The point is to learn to recognize the difference between the tightening and relaxing of the muscles.

The next step is to work on the mouth, tongue, and jaw. These areas are crucial to the vocalist, and I urge you to take your time here to understand these spaces with more depth than you have in the past. You should start by allowing your jaw to go slack. Allow the jaw's relaxation to cause a natural separation of the roof of your mouth and your tongue.

Let your tongue slowly relax entirely. Let your tongue lay resting just behind your front teeth, let it learn to relax; your tongue typically maintains a certain level of tension and will not be accustomed to relaxing, so this may feel strange.

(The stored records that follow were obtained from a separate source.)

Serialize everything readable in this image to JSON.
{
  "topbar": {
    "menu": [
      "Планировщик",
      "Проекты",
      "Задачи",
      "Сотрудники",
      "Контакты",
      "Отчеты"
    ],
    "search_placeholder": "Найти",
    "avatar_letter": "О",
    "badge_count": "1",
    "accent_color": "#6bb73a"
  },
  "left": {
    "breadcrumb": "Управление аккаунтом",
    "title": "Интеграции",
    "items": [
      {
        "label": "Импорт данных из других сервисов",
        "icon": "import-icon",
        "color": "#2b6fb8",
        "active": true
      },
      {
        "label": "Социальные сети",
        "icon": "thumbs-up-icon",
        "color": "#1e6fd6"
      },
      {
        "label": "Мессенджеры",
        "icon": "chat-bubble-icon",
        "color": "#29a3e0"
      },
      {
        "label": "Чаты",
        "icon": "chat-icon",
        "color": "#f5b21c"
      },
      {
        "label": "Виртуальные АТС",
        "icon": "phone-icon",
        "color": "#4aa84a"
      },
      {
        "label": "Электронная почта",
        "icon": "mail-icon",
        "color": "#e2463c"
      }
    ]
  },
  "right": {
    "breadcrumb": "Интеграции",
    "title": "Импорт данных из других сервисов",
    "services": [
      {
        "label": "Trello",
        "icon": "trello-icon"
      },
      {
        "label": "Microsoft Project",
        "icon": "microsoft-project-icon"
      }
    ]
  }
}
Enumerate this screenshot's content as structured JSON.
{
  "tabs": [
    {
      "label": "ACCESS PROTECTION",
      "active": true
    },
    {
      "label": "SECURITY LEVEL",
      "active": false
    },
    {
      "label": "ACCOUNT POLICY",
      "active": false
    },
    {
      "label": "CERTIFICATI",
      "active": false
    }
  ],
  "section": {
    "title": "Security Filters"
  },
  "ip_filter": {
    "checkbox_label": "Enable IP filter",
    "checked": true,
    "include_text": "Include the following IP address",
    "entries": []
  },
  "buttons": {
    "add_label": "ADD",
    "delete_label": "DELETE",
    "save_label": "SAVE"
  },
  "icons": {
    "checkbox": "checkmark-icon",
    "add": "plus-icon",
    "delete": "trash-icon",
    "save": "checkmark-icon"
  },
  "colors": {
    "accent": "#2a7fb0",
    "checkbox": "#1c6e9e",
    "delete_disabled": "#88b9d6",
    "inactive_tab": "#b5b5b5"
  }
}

Some will feel the roof of their mouth or hard pallet release just a bit. If you achieve your hard pallet's relaxation, consider yourself incredibly lucky! Your hard pallet is a difficult spot to asses. Keep your lips touching and stay in this place for just a couple more minutes. If you feel the need to use a timer for this, I suggest a full two minutes. This amount of time will allow you to explore continued relaxation. Some will feel little muscles twitch if you are so accustomed to staying tight throughout your jaw. If you have jaw twitching, I suggest doing this exercise more often, daily if possible.

Trying this exercise before bed is a great idea, just lay in bed and focus entirely on your face and jaw muscles.

Moving from your jaw to your neck can feel a tad disconnected. Still, I promise you the continued act of relaxing muscles will help the overall health of your pharyngeal and laryngeal areas, and in turn, give you more freedom while singing!

In the neck area, I like to use my hands to hold tension along the length of my muscles from my skull base to the collar bone and force a more immediate sense of awareness. I like to press along the length of my neck by applying a small amount of pressure to help relax the muscles. Massaging the muscles in your neck from the base of your skull moving down will drive you to a greater sense of relaxation.

Do this regularly to help you gain a more relaxed a free vocal!

Let me know how this exercise works for you!